My first jaunt to The Astoria was in ’86 for Delirium, a style conscious explosion of hip-hop, funk, rare groove and alien sounding Chicago House. The look was Levi 501s, MA1 flying jackets, DMs, bolero suit jackets and all sorts of polo necks.
At that time, the venue still hadn’t shaken off its theatrical past and was a palace of glamorous decay. Red and gold flock wallpaper peeled from the walls like flayed flesh, while dusty chandeliers shivered to the basslines.
Grand and dramatic
Consequent refurbs stripped the old girl of her luvvy past, but back then, at Delirium, it felt like ravers had been let loose in a theatre. At about 2am, the music stopped and the club filled with the deafening whir of helicopter propellers. Wind machines blew ciggie butts, Rizla papers and decades of dust into our slickly gelled hair dos (Brylcream/Black & White pomade were big).
A screen descended on the stage, showing that scene from Apocalypse Now where Playboy bunnies are airlifted into the US base at Hau Phat to entertain the sex-starved, drug-crazed troops.
As the scene played on the giant screen, rope ladders descended from the ceiling of The Astoria. Swinging from the ladders were real girls in hot pants gyrating above the heads of the astounded clubbers. It was the first time I’d seen full-on ‘production’ in a nightclub. It blew my mind.
A few years later (4 June, 1988), Nicky Holloway opened Trip at The Astoria, which became an acid-house Mecca. Slightly less exclusive than Shoom or Future, it was populated by what the credible ravers called Acid Teds- working class nutters in smiley t-shirts and bandanas.
It was a very, very deranged and utterly fantastic. When the messy but happy punters spilled onto Charing Cross Road at the end of the night, the commotion would often cause a traffic jam.
The party faithful weren’t averse to dancing on the rooftops of the stationary cars.

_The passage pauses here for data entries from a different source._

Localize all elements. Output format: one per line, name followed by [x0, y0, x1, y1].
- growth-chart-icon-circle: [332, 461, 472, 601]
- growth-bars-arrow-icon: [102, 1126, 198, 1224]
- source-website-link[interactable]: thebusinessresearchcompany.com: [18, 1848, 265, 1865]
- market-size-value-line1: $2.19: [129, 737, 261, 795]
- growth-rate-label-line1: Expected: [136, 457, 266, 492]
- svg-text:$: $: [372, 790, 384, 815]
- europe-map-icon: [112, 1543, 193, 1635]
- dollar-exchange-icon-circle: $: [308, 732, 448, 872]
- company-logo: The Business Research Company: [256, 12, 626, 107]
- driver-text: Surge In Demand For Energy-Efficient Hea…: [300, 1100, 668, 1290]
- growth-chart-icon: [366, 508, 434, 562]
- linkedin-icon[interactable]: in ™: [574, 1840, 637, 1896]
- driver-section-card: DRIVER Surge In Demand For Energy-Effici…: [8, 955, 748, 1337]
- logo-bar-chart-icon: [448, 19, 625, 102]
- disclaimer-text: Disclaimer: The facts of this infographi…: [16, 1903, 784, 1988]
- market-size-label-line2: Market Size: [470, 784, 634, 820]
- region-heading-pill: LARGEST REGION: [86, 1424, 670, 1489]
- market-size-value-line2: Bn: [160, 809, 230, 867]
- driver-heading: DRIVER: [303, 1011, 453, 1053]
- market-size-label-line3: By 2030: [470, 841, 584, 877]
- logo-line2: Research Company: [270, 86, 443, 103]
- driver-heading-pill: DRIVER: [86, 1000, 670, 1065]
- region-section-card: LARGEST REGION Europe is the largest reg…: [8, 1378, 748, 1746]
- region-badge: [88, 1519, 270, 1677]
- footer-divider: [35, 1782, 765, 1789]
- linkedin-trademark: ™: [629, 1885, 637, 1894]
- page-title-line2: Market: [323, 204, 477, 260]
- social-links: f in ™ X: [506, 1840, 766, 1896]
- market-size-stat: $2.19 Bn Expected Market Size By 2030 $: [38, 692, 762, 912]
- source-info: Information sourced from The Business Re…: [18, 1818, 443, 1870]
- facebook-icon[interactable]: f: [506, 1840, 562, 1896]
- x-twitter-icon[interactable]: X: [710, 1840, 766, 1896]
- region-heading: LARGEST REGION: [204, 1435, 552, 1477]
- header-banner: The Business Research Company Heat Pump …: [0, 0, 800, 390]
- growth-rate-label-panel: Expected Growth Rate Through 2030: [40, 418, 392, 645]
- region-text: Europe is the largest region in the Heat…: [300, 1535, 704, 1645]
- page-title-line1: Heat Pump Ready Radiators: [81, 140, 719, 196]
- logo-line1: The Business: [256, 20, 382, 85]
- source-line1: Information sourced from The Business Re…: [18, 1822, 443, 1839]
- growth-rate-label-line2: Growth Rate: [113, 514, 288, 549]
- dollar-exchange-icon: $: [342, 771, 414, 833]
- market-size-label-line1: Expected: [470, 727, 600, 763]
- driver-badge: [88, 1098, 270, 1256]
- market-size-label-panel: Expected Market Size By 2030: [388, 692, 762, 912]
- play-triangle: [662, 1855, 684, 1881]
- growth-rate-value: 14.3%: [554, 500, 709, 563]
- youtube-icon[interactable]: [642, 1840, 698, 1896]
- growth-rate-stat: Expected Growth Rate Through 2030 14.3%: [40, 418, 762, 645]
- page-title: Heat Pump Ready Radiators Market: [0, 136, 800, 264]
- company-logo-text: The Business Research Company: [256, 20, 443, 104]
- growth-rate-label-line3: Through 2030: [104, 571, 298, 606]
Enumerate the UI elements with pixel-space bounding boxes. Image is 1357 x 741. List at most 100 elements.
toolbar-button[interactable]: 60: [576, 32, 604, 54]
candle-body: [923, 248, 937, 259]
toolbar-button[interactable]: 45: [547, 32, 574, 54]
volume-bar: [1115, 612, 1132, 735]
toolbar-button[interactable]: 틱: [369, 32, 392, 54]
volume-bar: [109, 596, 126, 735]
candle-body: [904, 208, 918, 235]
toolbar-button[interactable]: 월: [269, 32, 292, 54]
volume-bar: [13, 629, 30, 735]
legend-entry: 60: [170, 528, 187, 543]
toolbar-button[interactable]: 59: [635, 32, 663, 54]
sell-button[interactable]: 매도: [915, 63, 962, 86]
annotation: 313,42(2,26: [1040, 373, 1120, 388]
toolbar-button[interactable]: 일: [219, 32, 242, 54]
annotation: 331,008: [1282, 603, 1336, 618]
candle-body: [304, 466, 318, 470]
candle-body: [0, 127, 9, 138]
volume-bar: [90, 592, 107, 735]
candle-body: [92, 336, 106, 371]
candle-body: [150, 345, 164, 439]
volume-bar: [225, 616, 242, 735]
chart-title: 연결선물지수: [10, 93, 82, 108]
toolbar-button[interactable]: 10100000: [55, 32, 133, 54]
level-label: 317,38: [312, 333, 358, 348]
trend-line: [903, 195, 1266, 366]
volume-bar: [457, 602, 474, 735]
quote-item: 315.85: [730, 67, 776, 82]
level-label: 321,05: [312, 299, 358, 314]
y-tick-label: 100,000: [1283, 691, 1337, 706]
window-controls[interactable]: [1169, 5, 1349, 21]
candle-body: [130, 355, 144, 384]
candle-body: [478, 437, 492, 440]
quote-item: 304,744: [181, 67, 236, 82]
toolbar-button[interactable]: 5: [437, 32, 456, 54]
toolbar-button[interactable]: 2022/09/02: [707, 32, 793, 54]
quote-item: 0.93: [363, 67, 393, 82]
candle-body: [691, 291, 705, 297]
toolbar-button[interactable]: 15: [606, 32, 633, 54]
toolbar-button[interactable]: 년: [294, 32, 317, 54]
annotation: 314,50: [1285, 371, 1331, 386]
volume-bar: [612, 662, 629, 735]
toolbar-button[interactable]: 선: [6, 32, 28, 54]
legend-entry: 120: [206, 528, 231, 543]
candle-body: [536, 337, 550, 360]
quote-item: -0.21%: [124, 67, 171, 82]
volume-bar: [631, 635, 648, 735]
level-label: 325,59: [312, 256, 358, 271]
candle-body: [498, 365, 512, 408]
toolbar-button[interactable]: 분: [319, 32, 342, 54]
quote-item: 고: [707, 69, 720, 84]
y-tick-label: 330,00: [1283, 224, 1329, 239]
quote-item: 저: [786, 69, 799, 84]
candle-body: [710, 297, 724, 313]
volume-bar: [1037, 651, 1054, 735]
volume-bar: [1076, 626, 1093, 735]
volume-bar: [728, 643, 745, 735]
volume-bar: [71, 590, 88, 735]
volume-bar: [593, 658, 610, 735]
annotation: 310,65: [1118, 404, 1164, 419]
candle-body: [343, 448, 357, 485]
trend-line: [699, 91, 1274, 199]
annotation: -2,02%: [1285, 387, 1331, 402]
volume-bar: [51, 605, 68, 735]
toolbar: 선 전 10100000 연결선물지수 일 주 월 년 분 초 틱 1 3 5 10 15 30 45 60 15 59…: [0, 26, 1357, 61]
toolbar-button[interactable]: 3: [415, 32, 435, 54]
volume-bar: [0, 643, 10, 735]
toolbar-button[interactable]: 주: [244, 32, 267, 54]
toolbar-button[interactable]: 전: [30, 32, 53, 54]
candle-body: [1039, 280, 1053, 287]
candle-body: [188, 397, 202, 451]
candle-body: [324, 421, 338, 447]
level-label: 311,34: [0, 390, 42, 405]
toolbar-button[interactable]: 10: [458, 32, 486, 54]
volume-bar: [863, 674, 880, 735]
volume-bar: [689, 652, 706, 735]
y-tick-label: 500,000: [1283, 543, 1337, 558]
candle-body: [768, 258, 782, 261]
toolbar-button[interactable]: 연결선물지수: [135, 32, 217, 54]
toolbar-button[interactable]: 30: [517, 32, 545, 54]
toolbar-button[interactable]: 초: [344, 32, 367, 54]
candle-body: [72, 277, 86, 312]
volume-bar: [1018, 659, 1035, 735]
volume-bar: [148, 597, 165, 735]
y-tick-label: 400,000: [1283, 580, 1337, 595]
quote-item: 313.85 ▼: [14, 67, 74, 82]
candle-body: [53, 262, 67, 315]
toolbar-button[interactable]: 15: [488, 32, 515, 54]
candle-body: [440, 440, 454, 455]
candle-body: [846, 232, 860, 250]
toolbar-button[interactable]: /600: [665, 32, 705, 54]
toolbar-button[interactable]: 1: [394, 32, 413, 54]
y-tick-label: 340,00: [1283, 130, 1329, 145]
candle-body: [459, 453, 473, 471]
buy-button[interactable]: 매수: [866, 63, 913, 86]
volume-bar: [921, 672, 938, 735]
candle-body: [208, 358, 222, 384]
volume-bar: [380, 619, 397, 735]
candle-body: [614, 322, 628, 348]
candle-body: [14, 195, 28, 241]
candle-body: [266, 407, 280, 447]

If you didn’t end up raving in the fountains outside Centrepoint, then you obviously weren’t into the spirit of the night.
You’d see people soaked to the skin at the nightbus bus stop. It was hard not to grin at each other, bonded by MDMA. It was a cheering thrill to share a messy moment with a fellow dripping Tripper.
The Joseph effect
The promoter Jeremy Joseph gave the venue a new lease of life when he took over hosting G.A.Y. at The Astoria. I was regularly at the club taking snaps and interviewing acts for QX magazine.

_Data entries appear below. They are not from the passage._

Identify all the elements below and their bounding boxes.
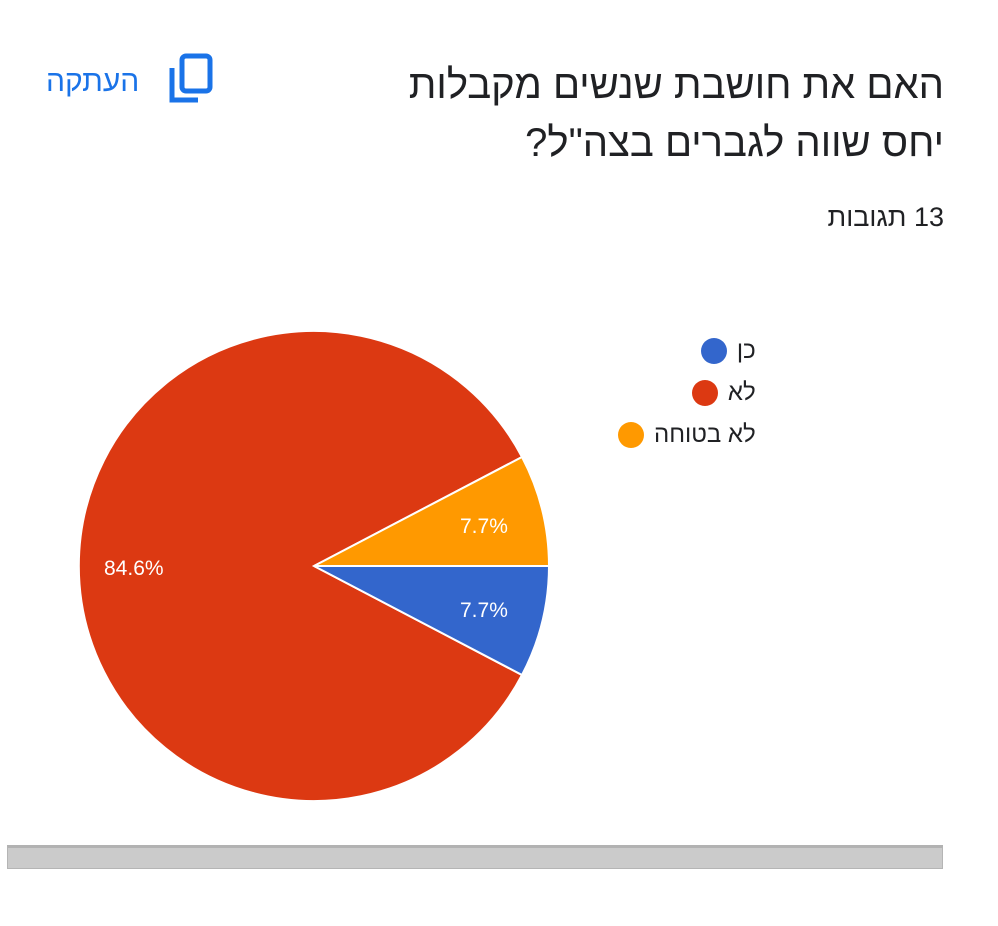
slice-yes[interactable] (313, 565, 551, 677)
label-not-sure: 7.7% (460, 515, 508, 538)
slice-no[interactable] (77, 330, 524, 802)
response-count: 13 תגובות (827, 202, 944, 232)
copy-button[interactable]: העתקה (46, 52, 215, 111)
label-yes: 7.7% (460, 599, 508, 622)
copy-icon (165, 52, 215, 111)
legend-label: כן (736, 337, 756, 364)
pie-chart: 84.6% 7.7% 7.7% (77, 330, 551, 802)
label-no: 84.6% (104, 557, 164, 580)
legend-dot-icon (691, 380, 718, 406)
horizontal-scrollbar[interactable] (7, 845, 943, 869)
question-title: האם את חושבת שנשים מקבלות יחס שווה לגברי… (408, 63, 944, 165)
chart-legend: כן לא לא בטוחה (618, 330, 756, 456)
legend-dot-icon (618, 422, 644, 448)
legend-item-yes[interactable]: כן (618, 330, 756, 372)
copy-label: העתקה (46, 64, 140, 98)
slice-not-sure[interactable] (313, 455, 551, 567)
legend-label: לא בטוחה (654, 421, 756, 448)
legend-item-no[interactable]: לא (618, 372, 756, 414)
legend-item-not-sure[interactable]: לא בטוחה (618, 414, 756, 456)
legend-dot-icon (700, 338, 727, 364)
legend-label: לא (727, 379, 756, 406)
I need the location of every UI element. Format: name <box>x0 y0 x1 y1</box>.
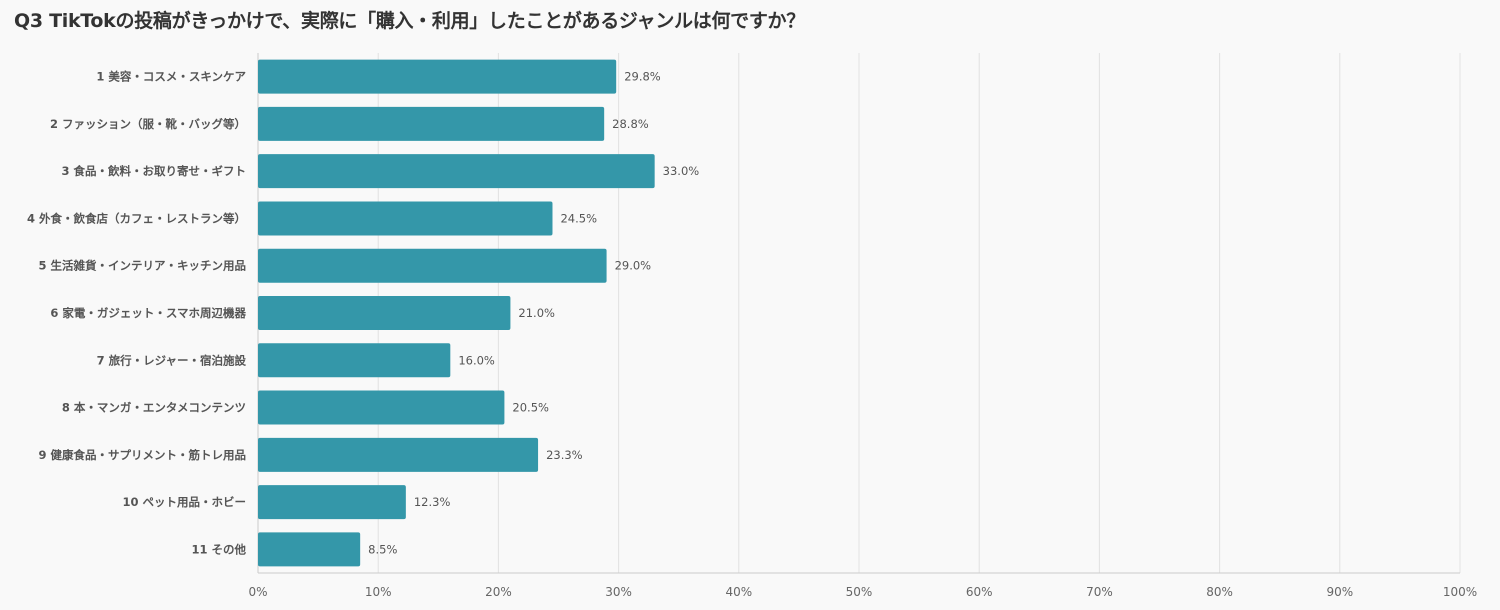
bar <box>258 296 511 330</box>
category-label: 11 その他 <box>191 542 246 556</box>
x-tick-label: 70% <box>1086 585 1113 599</box>
bar <box>258 201 553 236</box>
bar <box>258 248 607 283</box>
category-label: 3 食品・飲料・お取り寄せ・ギフト <box>61 164 246 178</box>
data-label: 29.0% <box>615 259 652 273</box>
bar <box>258 390 505 425</box>
category-label: 6 家電・ガジェット・スマホ周辺機器 <box>50 306 246 320</box>
data-label: 23.3% <box>546 448 583 462</box>
x-tick-label: 60% <box>966 585 993 599</box>
bar <box>258 154 655 189</box>
chart-title: Q3 TikTokの投稿がきっかけで、実際に「購入・利用」したことがあるジャンル… <box>14 10 805 32</box>
data-label: 20.5% <box>512 401 549 415</box>
category-label: 10 ペット用品・ホビー <box>122 495 246 509</box>
bar <box>258 343 451 378</box>
bar <box>258 59 617 94</box>
data-label: 24.5% <box>560 211 597 225</box>
category-label: 1 美容・コスメ・スキンケア <box>96 70 246 84</box>
category-label: 2 ファッション（服・靴・バッグ等） <box>50 117 246 131</box>
data-label: 28.8% <box>612 117 649 131</box>
x-tick-label: 80% <box>1206 585 1233 599</box>
x-tick-label: 30% <box>605 585 632 599</box>
category-label: 4 外食・飲食店（カフェ・レストラン等） <box>27 211 246 225</box>
x-tick-label: 40% <box>725 585 752 599</box>
bar <box>258 532 361 567</box>
x-tick-label: 50% <box>846 585 873 599</box>
data-label: 21.0% <box>518 306 555 320</box>
bar <box>258 485 406 520</box>
x-tick-label: 20% <box>485 585 512 599</box>
data-label: 8.5% <box>368 542 397 556</box>
category-label: 7 旅行・レジャー・宿泊施設 <box>97 353 247 367</box>
x-tick-label: 0% <box>248 585 267 599</box>
data-label: 29.8% <box>624 70 661 84</box>
data-label: 16.0% <box>458 353 495 367</box>
x-tick-label: 100% <box>1443 585 1477 599</box>
x-tick-label: 90% <box>1326 585 1353 599</box>
data-label: 12.3% <box>414 495 451 509</box>
category-label: 5 生活雑貨・インテリア・キッチン用品 <box>38 259 246 273</box>
category-label: 9 健康食品・サプリメント・筋トレ用品 <box>38 448 246 462</box>
category-label: 8 本・マンガ・エンタメコンテンツ <box>62 401 246 415</box>
bar <box>258 106 605 141</box>
x-tick-label: 10% <box>365 585 392 599</box>
data-label: 33.0% <box>663 164 700 178</box>
bar <box>258 437 539 472</box>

Boyzone, Human League, Gina G, 5ive, Steps, Gabrielle, Margarita Pracatan, S Club 7, Marc Almond, Madonna and Bananarama are just a few of the acts that performed for the screaming gay audiences.

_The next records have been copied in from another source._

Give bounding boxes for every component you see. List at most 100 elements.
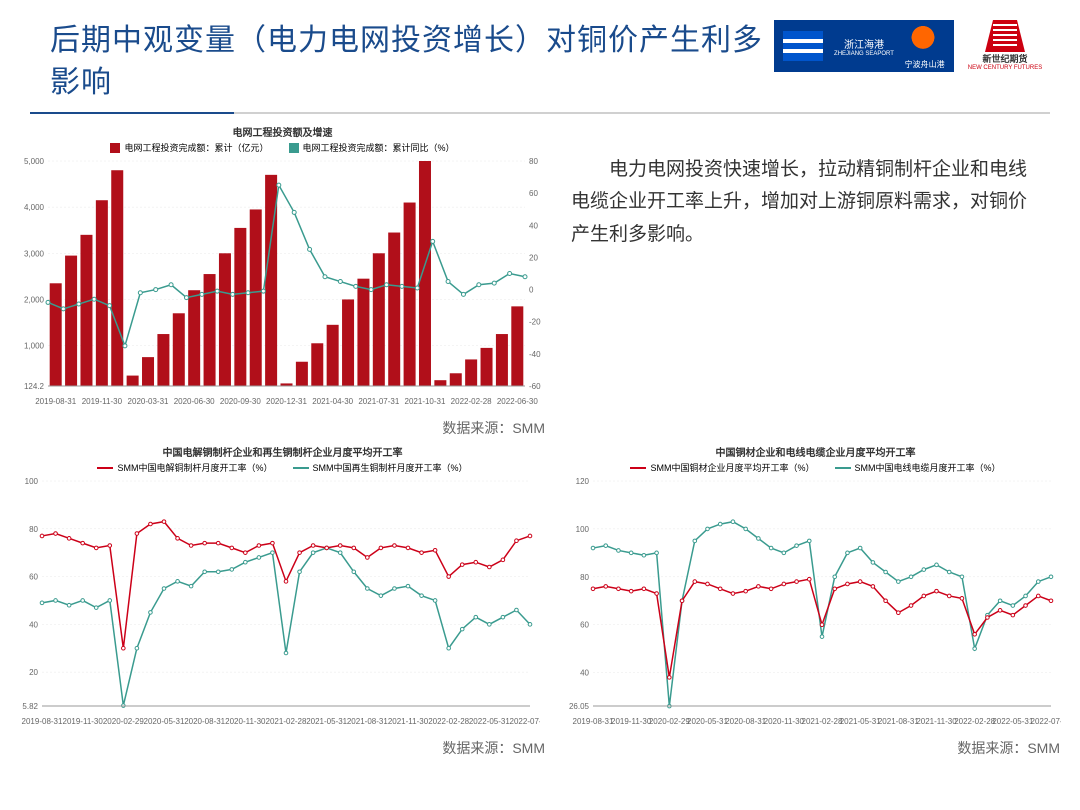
header: 后期中观变量（电力电网投资增长）对铜价产生利多影响 浙江海港 ZHEJIANG …	[0, 0, 1080, 112]
chart2-plot: 204060801005.822019-08-312019-11-302020-…	[10, 476, 540, 736]
chart2-legend-red: SMM中国电解铜制杆月度开工率（%）	[97, 461, 272, 474]
svg-text:2020-02-29: 2020-02-29	[649, 717, 690, 726]
svg-text:2022-07-31: 2022-07-31	[510, 717, 540, 726]
logo-group: 浙江海港 ZHEJIANG SEAPORT 宁波舟山港 新世纪期货 NEW CE…	[774, 20, 1050, 72]
svg-text:60: 60	[29, 573, 38, 582]
logo-nc-en: NEW CENTURY FUTURES	[960, 65, 1050, 71]
svg-text:80: 80	[580, 573, 589, 582]
svg-text:-20: -20	[529, 318, 541, 327]
svg-text:2020-11-30: 2020-11-30	[225, 717, 266, 726]
chart1-container: 电网工程投资额及增速 电网工程投资完成额：累计（亿元） 电网工程投资完成额：累计…	[10, 124, 555, 438]
svg-text:2021-07-31: 2021-07-31	[358, 397, 399, 406]
chart1-legend-line: 电网工程投资完成额：累计同比（%）	[289, 141, 455, 154]
chart1-legend-line-label: 电网工程投资完成额：累计同比（%）	[303, 141, 455, 154]
svg-text:0: 0	[529, 286, 534, 295]
page-title: 后期中观变量（电力电网投资增长）对铜价产生利多影响	[50, 20, 774, 104]
chart1-legend-bar-label: 电网工程投资完成额：累计（亿元）	[124, 141, 268, 154]
chart2-legend-teal-label: SMM中国再生铜制杆月度开工率（%）	[313, 461, 468, 474]
svg-text:2020-02-29: 2020-02-29	[103, 717, 144, 726]
svg-text:20: 20	[29, 668, 38, 677]
chart3-legend-red-label: SMM中国铜材企业月度平均开工率（%）	[650, 461, 814, 474]
svg-text:2020-03-31: 2020-03-31	[128, 397, 169, 406]
svg-text:80: 80	[29, 525, 38, 534]
logo-zj-en: ZHEJIANG SEAPORT	[834, 51, 894, 57]
sun-icon	[905, 23, 941, 59]
svg-text:40: 40	[580, 669, 589, 678]
svg-text:40: 40	[29, 620, 38, 629]
svg-text:1,000: 1,000	[24, 342, 45, 351]
svg-text:2019-11-30: 2019-11-30	[82, 397, 123, 406]
swatch-icon	[110, 143, 120, 153]
svg-text:2021-02-28: 2021-02-28	[802, 717, 843, 726]
svg-text:2,000: 2,000	[24, 295, 45, 304]
new-century-logo: 新世纪期货 NEW CENTURY FUTURES	[960, 20, 1050, 72]
svg-text:2020-09-30: 2020-09-30	[220, 397, 261, 406]
chart2-container: 中国电解铜制杆企业和再生铜制杆企业月度平均开工率 SMM中国电解铜制杆月度开工率…	[10, 444, 555, 758]
svg-text:2021-02-28: 2021-02-28	[266, 717, 307, 726]
swatch-icon	[97, 467, 113, 469]
svg-text:2021-08-31: 2021-08-31	[878, 717, 919, 726]
chart3-legend-teal: SMM中国电线电缆月度开工率（%）	[835, 461, 1001, 474]
svg-text:120: 120	[576, 477, 590, 486]
chart3-source: 数据来源：SMM	[561, 736, 1070, 758]
svg-text:2022-05-31: 2022-05-31	[469, 717, 510, 726]
svg-text:60: 60	[580, 621, 589, 630]
swatch-icon	[293, 467, 309, 469]
svg-text:60: 60	[529, 189, 538, 198]
logo-zj-port: 宁波舟山港	[905, 59, 945, 70]
chart3-container: 中国铜材企业和电线电缆企业月度平均开工率 SMM中国铜材企业月度平均开工率（%）…	[561, 444, 1070, 758]
svg-text:2021-05-31: 2021-05-31	[306, 717, 347, 726]
header-divider	[30, 112, 1050, 114]
description-text: 电力电网投资快速增长，拉动精铜制杆企业和电线电缆企业开工率上升，增加对上游铜原料…	[561, 124, 1070, 438]
zhejiang-seaport-logo: 浙江海港 ZHEJIANG SEAPORT 宁波舟山港	[774, 20, 954, 72]
svg-text:2021-11-30: 2021-11-30	[916, 717, 957, 726]
svg-text:2019-11-30: 2019-11-30	[63, 717, 104, 726]
chart3-title: 中国铜材企业和电线电缆企业月度平均开工率	[561, 444, 1070, 459]
chart2-legend: SMM中国电解铜制杆月度开工率（%） SMM中国再生铜制杆月度开工率（%）	[10, 459, 555, 476]
svg-text:2020-05-31: 2020-05-31	[687, 717, 728, 726]
svg-text:2020-06-30: 2020-06-30	[174, 397, 215, 406]
flag-icon	[783, 31, 823, 61]
svg-text:2022-05-31: 2022-05-31	[992, 717, 1033, 726]
svg-text:2022-02-28: 2022-02-28	[451, 397, 492, 406]
svg-text:-60: -60	[529, 382, 541, 391]
content-grid: 电网工程投资额及增速 电网工程投资完成额：累计（亿元） 电网工程投资完成额：累计…	[0, 124, 1080, 758]
futures-icon	[985, 20, 1025, 52]
svg-text:2020-05-31: 2020-05-31	[144, 717, 185, 726]
swatch-icon	[630, 467, 646, 469]
swatch-icon	[289, 143, 299, 153]
chart3-legend-teal-label: SMM中国电线电缆月度开工率（%）	[855, 461, 1001, 474]
svg-text:2021-08-31: 2021-08-31	[347, 717, 388, 726]
svg-text:2020-12-31: 2020-12-31	[266, 397, 307, 406]
svg-text:2020-11-30: 2020-11-30	[764, 717, 805, 726]
chart1-legend: 电网工程投资完成额：累计（亿元） 电网工程投资完成额：累计同比（%）	[10, 139, 555, 156]
svg-text:2020-08-31: 2020-08-31	[725, 717, 766, 726]
title-block: 后期中观变量（电力电网投资增长）对铜价产生利多影响	[50, 20, 774, 104]
chart3-plot: 40608010012026.052019-08-312019-11-30202…	[561, 476, 1061, 736]
svg-text:2019-08-31: 2019-08-31	[35, 397, 76, 406]
svg-text:100: 100	[576, 525, 590, 534]
chart3-legend: SMM中国铜材企业月度平均开工率（%） SMM中国电线电缆月度开工率（%）	[561, 459, 1070, 476]
chart1-source: 数据来源：SMM	[10, 416, 555, 438]
svg-text:20: 20	[529, 253, 538, 262]
svg-text:26.05: 26.05	[569, 702, 590, 711]
chart2-legend-teal: SMM中国再生铜制杆月度开工率（%）	[293, 461, 468, 474]
logo-zj-text: 浙江海港 ZHEJIANG SEAPORT	[834, 36, 894, 57]
svg-text:2022-07-31: 2022-07-31	[1031, 717, 1061, 726]
chart3-legend-red: SMM中国铜材企业月度平均开工率（%）	[630, 461, 814, 474]
svg-text:2021-11-30: 2021-11-30	[388, 717, 429, 726]
svg-text:3,000: 3,000	[24, 249, 45, 258]
svg-text:5.82: 5.82	[22, 702, 38, 711]
svg-text:2019-08-31: 2019-08-31	[573, 717, 614, 726]
svg-text:2022-06-30: 2022-06-30	[497, 397, 538, 406]
chart2-legend-red-label: SMM中国电解铜制杆月度开工率（%）	[117, 461, 272, 474]
svg-text:2019-08-31: 2019-08-31	[22, 717, 63, 726]
svg-text:5,000: 5,000	[24, 157, 45, 166]
svg-text:2021-05-31: 2021-05-31	[840, 717, 881, 726]
logo-zj-cn: 浙江海港	[834, 36, 894, 51]
svg-text:80: 80	[529, 157, 538, 166]
svg-text:2021-04-30: 2021-04-30	[312, 397, 353, 406]
chart2-source: 数据来源：SMM	[10, 736, 555, 758]
chart1-plot: 1,0002,0003,0004,0005,000124.2-60-40-200…	[10, 156, 555, 416]
chart1-legend-bar: 电网工程投资完成额：累计（亿元）	[110, 141, 268, 154]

Unfortunately, I didn’t see that pivotal Nirvana concert at the Astoria, nor (despite my efforts) the Rolling Stones gig. However, I was there when Faithless sent the place crazy, just before they became a massive stadium act.
Skunk and moshing
Cypress Hill impressed me when they got the whole place moshing and bouncing in a thick fug of skunk smoke. In 1996, Paul O’Grady was at the height of his Lily Savage fame and about to do a sell-out season in Blackpool with Sonia.
We were backstage at G.A.Y. being quite badly behaved when Paul came out with the immortal line,
“If I’m gonna snort ground glass, I want to at least know which light bulb it came from.”
In 2005, Robbie Williams staged his first UK gig at the Astoria, following his scene stealing set at Live8. People queued outside for days to secure a ticket and they were soon selling for thousands on the black market.
Thanks to Charlie Condue, not only did I wing a ticket, but went for drinks beforehand with Robbie’s mother Jan, comic David Walliams, Denise Van Outen and Johnny Vaughan. That proved quite surreal, but the gig itself was outstanding.
Like a stand up comic, Robbie cracked jokes and chatted between songs. He did loads of unexpected cover versions and brought the house down with ‘Angels’. I tried not to cry during that song ‘cause it felt really lame to do it in the company of my newfound celebrity friends, but I blubbed all the same.
Jan Williams gave me a sympathetic smile, while Charlie called me a ‘weeping twat’. It was one of the best nights out….ever. So, it’s with a heavy heart that I wave goodbye to The Astoria. From gurning at Trip to sobbing with Robbie, that filthy fleapit gave me heaps of pleasure. R.I.P.